Final Model Selection & Evaluation

Comparing the models, the architecture utilizing SMOTE, Adam, and Dropout yielded the best results on the validation set.

print("Training performance comparison")
print(train_metric_df)

print("Validation set performance comparison")
print(valid_metric_df)

Test Set Evaluation:

# Best model is NN with SMOTE, Adam, and Dropout
y_test_pred = model_5.predict(X_test)
y_test_pred = (y_test_pred > 0.5)

# Print classification report & confusion matrix
cr = classification_report(y_test, y_test_pred)
print(cr)
make_confusion_matrix(y_test, y_test_pred)

Actionable Insights and Business Recommendations

Insights:

Recommendations:

  1. Targeted Retention: Use the model to identify customers at high risk of churning and target them with retention strategies such as personalized offers, discounts, or loyalty programs.
  2. Personalized Outreach: Reach out to high-risk customers with personalized communication to understand their needs and address any issues they might have.
  3. Investigate Product Churn: Conduct further data analysis to identify common features of customers who churn.
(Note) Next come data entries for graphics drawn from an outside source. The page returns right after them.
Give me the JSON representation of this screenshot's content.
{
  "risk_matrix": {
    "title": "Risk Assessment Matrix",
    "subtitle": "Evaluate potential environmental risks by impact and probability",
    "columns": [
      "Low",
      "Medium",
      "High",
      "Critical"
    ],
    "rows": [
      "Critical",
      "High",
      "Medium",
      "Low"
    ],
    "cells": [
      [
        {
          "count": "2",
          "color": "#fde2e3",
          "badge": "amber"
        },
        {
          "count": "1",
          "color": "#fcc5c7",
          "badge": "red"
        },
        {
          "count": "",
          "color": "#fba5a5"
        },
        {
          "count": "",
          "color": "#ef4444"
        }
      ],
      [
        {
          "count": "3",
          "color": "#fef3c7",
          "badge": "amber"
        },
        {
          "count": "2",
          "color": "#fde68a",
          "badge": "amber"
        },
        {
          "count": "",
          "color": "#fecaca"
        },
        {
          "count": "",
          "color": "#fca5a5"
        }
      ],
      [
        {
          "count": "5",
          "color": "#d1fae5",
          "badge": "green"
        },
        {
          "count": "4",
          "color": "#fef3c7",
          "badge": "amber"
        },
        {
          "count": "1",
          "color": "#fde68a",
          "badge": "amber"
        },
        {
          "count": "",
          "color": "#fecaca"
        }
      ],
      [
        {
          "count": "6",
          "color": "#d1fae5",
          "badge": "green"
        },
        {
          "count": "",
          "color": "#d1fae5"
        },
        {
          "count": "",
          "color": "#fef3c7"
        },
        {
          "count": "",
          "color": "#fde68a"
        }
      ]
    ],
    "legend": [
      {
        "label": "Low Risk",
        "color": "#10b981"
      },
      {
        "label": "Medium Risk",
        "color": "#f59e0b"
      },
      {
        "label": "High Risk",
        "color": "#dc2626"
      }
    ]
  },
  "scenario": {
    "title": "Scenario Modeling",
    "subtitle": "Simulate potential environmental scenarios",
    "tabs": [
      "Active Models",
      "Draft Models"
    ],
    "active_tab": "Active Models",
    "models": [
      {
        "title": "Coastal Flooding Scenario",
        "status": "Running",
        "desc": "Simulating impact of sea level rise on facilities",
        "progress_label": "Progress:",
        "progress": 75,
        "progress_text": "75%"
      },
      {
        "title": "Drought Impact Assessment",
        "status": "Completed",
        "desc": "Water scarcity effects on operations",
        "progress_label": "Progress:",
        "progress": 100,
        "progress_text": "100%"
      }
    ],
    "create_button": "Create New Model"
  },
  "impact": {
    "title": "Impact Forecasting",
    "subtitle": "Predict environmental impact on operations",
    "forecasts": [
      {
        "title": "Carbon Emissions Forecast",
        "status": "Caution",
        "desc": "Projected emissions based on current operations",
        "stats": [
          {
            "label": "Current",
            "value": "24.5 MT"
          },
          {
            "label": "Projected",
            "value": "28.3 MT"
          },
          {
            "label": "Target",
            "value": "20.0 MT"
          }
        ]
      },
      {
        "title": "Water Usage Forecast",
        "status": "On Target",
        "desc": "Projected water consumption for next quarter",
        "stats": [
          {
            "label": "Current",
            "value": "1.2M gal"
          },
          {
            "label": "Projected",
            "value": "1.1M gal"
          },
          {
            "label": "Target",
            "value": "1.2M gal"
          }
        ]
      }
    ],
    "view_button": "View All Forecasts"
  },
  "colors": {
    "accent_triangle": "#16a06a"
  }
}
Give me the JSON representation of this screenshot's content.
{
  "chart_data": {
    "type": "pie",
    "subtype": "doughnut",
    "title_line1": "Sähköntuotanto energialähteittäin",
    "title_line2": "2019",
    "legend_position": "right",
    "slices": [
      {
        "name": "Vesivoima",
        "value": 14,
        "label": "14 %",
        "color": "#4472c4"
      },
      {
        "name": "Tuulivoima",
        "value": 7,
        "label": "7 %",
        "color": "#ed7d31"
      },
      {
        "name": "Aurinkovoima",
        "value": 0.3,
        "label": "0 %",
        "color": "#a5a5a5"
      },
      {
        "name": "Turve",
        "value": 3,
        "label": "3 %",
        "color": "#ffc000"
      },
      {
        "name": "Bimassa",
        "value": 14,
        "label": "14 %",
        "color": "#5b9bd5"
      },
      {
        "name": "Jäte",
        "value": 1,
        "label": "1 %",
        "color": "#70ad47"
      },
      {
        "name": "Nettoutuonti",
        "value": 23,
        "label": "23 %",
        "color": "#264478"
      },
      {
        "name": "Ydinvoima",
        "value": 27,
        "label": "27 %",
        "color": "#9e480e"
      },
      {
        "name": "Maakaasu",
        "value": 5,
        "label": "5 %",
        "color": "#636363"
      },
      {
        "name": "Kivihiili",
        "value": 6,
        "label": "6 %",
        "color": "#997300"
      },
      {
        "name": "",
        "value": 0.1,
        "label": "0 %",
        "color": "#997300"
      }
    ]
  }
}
For example, the EDA showed that 100% of customers with four products churned. This may indicate a specific product suite issue that drives customers away.
  4. Feedback Loop: Implement feedback mechanisms to gather insights from customers predicted to churn. Understanding their pain points can help improve services.
  5. Continuous Monitoring: Regularly monitor the model’s performance and update it with new data to ensure it remains accurate and effective over time.